(Update: I’ve added a new article of interest at the bottom of this post that might explain why Steelhead pulled out)
You have no doubt heard that Steelhead LNG announced a “pause” in pursuit of their large floating LNG plant at Sarita Bay in partnership with Hu-ay-aht First Nation. Their website “news” area has not been updated since December and contains no update on this event.
Huu-ay-aht First Nation released an open letter to their members dated February 15, 2019 expressing that it was “deeply disappointment” in the decision. Hashilthsa, Alberni Valley News, Globe and Mail, CBC, CHEK, and CTV, all covered the announcement among others.
The story has been muddied somewhat by a report at Upstream news, an oil and gas trade publication, seeming to suggest the project may still continue. The rest of the article appears to be behind a pay wall.
Steelhead LNG has confirmed that the Kwispaa liquefied natural gas export project in western Canada will move ahead despite the company’s decision last week to halt work amid an intensifying national debate over new oil…
www.upstreamonline.com/live/1707117/steelhead-vows-to-stick-with-kwispaa-lng – February 20, 2019
However, consulting firm First Nations Wildcrafters, owned by Tseshaht First Nation community member Keith Hunter posted on Facebook about correspondence received from Steelhead and being informed in a subsequent phone conversation that all Steelhead LNG staff had been terminated effective Friday, February 15 2019.
Today I was a recipient on an email from a Vice President of SLNG confirming they had “paused” the Kwispaa LNG project. Following receipt of that email I was called by SLNG and had a very respectful discussion as to the next steps of SLNG.
What I was told was that last Friday, February 15, 2019 (the date of the Huu-ay-aht Chief Councillor and their Tyee Hawii letter to the citizens of their Nation) that SLNG laid off all staff. This layoff of staff was without prior notice and was effective immediately.
In a further post to the Facebook page today he notified readers that he submitted a formal request to the Canadian Environmental Assessment Agency (CEAA) and BC Environment Assessment Office (BCEAO) to “formally terminate the project review of the proposed Kwispaa LNG Project” based chiefly on their inability to conduct the required proceedings without sufficient human or financial resources.
It would certainly appear that this project is unlikely to continue in its proposed form. From a climate change perspective this project has huge implications for BC and Canada, as I said just over a year ago when representatives from Steelhead came to a Port Alberni Council meeting.
However, the project itself, even in its planning stages, was employing a significant number of people in the Huu-ay-aht First Nation. I recognize and honour their work and the approach they took to this incredibly consequential project. There are good ways forward for the Nation and for the entire community.
I believe the decision that the investors behind Steelhead have taken is one rooted in the reality that massive fossil fuel projects are increasingly risky not just because of opposition from environmental groups, but also because of regulatory changes as governments finally start to get serious about reducing GHG emissions.

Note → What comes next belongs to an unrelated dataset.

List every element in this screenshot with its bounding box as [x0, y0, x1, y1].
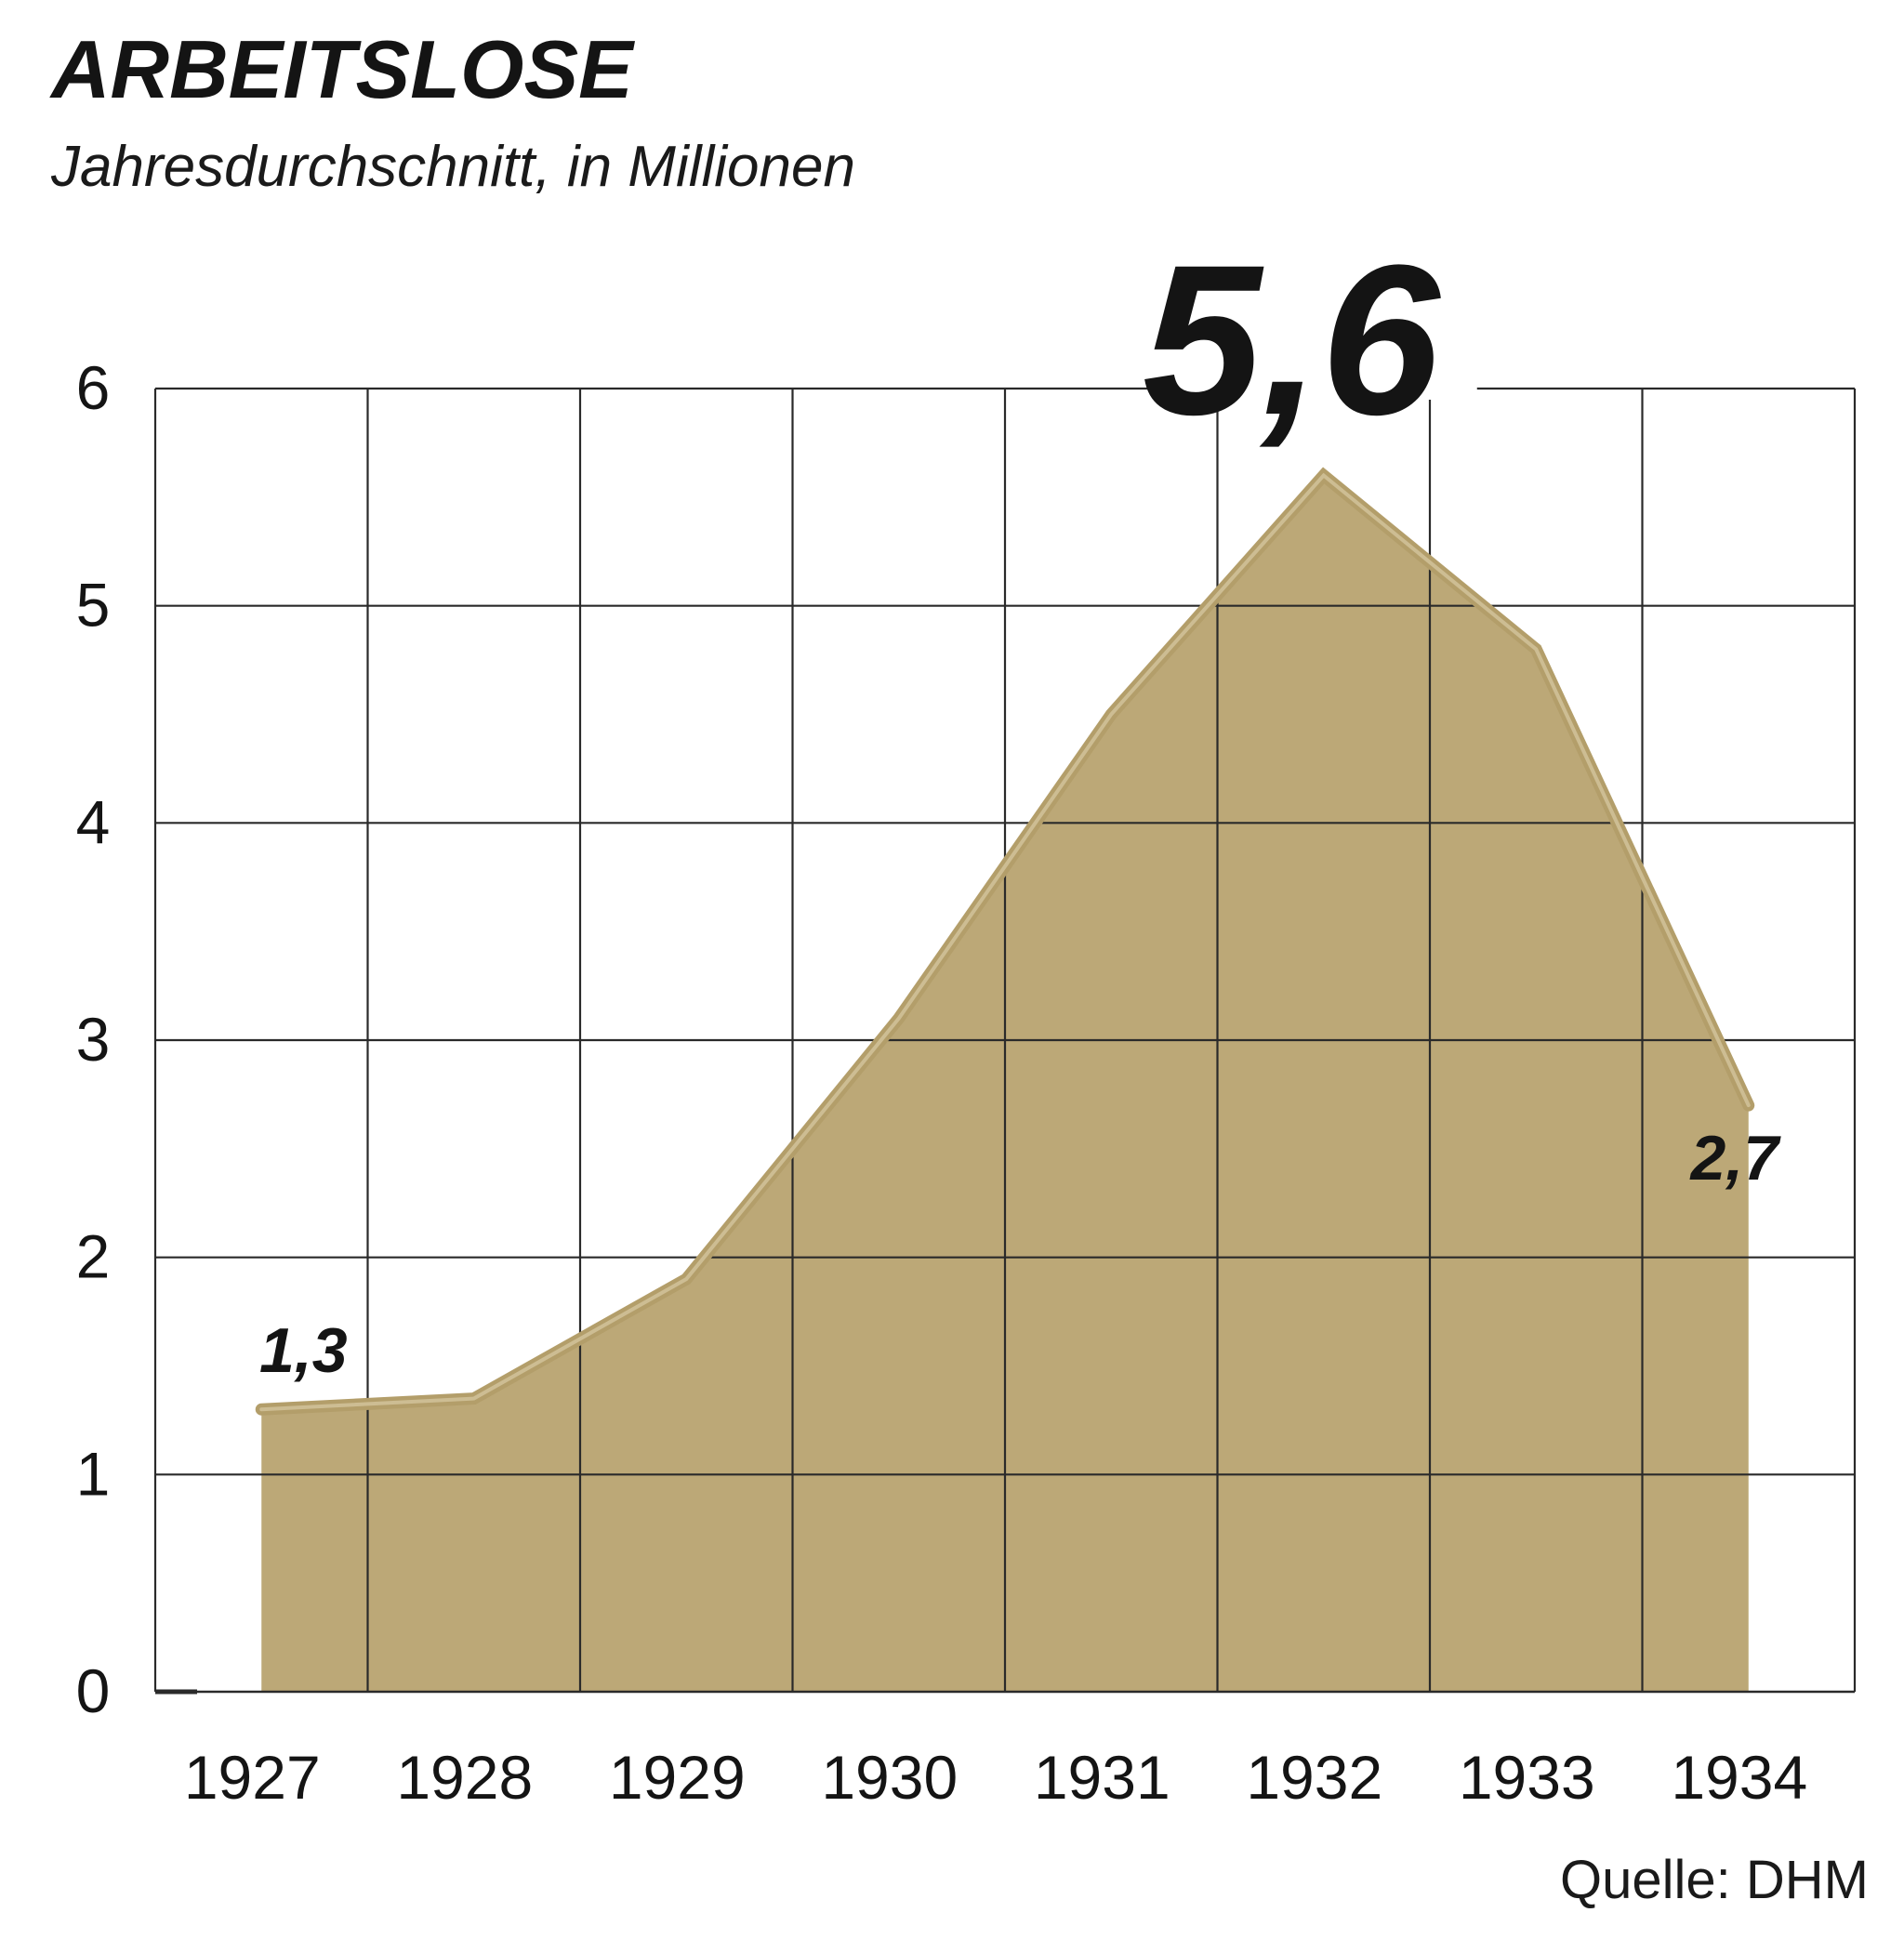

I look forward to seeing Huu-ay-aht use the considerable experience it gained from this venture to apply to other projects. I have no doubt they will continue to thrive.
Update – – Did Steelhead Lose its potential NG supplier?
Late on Wednesday evening I came across an article from the Financial Post.
Frustrated by persistently low prices for their product, Seven Generations Energy Ltd, Peyto Exploration and Development Corp. and Advantage Oil & Gas Ltd. and seven other producers have formed a consortium with the aim of building a new liquefied natural gas export project in Canada.
The interesting part is that the apparent leader in this initiative, Seven Generations Energy, announced a partnership with Steelhead LNG in 2016.
CALGARY, ALBERTA–(Marketwired – Sept. 19, 2016) – Seven Generations Energy Ltd. (TSX:VII) has entered into a development agreement with Vancouver’s Steelhead LNG to explore infrastructure development and open new overseas markets for Canadian natural gas. 7G has also acquired a minority ownership interest in Steelhead LNG.
So it appears that Seven Generations may have pulled out of the agreement with Steelhead and instead decided to form an alliance that would create its own LNG export facility.
If these two items are linked, then it would go a long way to explain the sudden change in prospects for Steelhead.